This invention relates to a data handling system, and in particular a device for organising and storing data for subsequent retrieval.
The advent of low cost digital cameras, cheap storage space and the vast quantity of media available has transformed the personal computer into a multi-purpose home entertainment centre. The versatile communications medium known as the “Internet” allows recorded digital media files representing, for example, text, sound, pictures, moving images, numerical data, or software to be transmitted worldwide very easily.
Note that although the plural ‘media’ is used throughout this specification, the term ‘media file’ is to be understood to include files which are intended to be conveyed to a user by only one medium—e.g. text or speech—as well as ‘multimedia’ files which convey information using a plurality of such media.

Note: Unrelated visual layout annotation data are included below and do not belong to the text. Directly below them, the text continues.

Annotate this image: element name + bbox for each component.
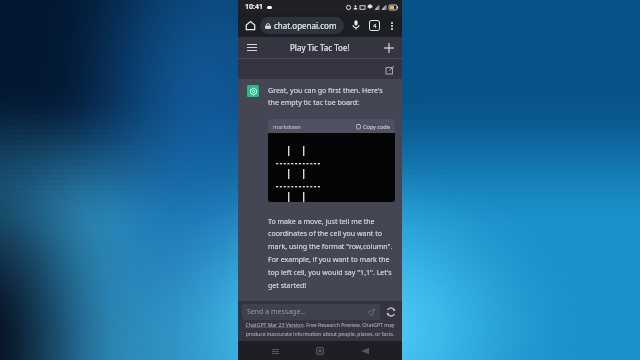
staticText: 10:41	[245, 2, 263, 12]
button[interactable]: Recent apps	[267, 343, 283, 359]
staticText: Send a message...	[247, 307, 306, 317]
button[interactable]: chat.openai.com	[260, 17, 344, 34]
staticText: 4	[373, 22, 377, 30]
button[interactable]: Regenerate response	[384, 305, 398, 319]
button[interactable]: Home	[312, 343, 328, 359]
staticText: Play Tic Tac Toe!	[290, 42, 350, 53]
button[interactable]: New chat	[381, 40, 396, 55]
button[interactable]: ChatGPT Mar 23 Version. Free Research Pr…	[238, 322, 402, 337]
button[interactable]: Open menu	[244, 40, 259, 55]
staticText: Copy code	[363, 123, 390, 130]
button[interactable]: Edit title	[383, 63, 396, 76]
staticText: markdown	[273, 123, 301, 130]
staticText: chat.openai.com	[274, 20, 337, 31]
staticText: To make a move, just tell me the coordin…	[268, 216, 395, 290]
other: Send	[368, 309, 375, 316]
button[interactable]: Back	[357, 343, 373, 359]
button[interactable]: Home	[242, 17, 258, 33]
staticText: Great, you can go first then. Here's the…	[268, 85, 395, 107]
button[interactable]: Switch tabs	[367, 18, 381, 32]
button[interactable]: Voice search	[349, 18, 363, 32]
button[interactable]: More options	[385, 19, 398, 32]
button[interactable]: Send a message...	[242, 304, 380, 320]
button[interactable]: Copy code	[356, 123, 390, 130]
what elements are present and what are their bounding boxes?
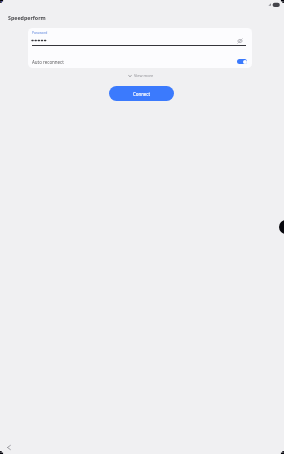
staticText: Connect bbox=[133, 91, 151, 97]
button[interactable]: Show password bbox=[234, 35, 246, 47]
button[interactable]: Back bbox=[3, 441, 14, 452]
staticText: View more bbox=[134, 73, 154, 78]
button[interactable]: Connect bbox=[109, 86, 174, 101]
staticText: Password bbox=[32, 30, 48, 35]
staticText: Auto reconnect bbox=[32, 59, 64, 65]
staticText: Speedperform bbox=[8, 14, 46, 21]
button[interactable]: Auto reconnect bbox=[28, 55, 252, 68]
button[interactable]: View more bbox=[125, 71, 157, 80]
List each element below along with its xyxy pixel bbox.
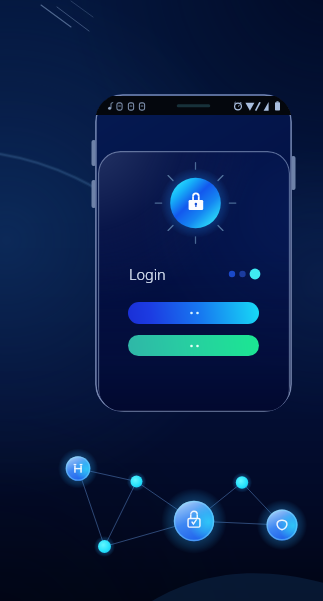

The number of media files accessible via the Internet is very large, so it is desirable to label media files with some description of what they contain in order to allow efficient searching or cataloguing of media. Many users therefore add metadata to the individual objects in the media. Metadata are data that relate to the content or context of the object and allow the data to be sorted—for example it is common for digital data of many kinds to have their date of creation, or their amendment history, recorded in a form that can be retrieved. Thus, for example, HTML (HyperText Mark-up Language) files relating to an Internet web page may contain ‘metadata’ tags that include keywords indicating what subjects are covered in the web-page presented to the user. Alternatively, the keywords may be attached to a separate metadata object, which contains a reference to an address allowing access to the item of data itself. The metadata object may be stored locally, or it may be accessible over a long-distance communications medium, such as the Internet. Such addresses will be referred to herein as “media objects”, to distinguish them from the actual media files to be found at the addresses indicated by the media objects. The expression ‘media object’ includes media data files, streams, or a set of pointers into a file or database.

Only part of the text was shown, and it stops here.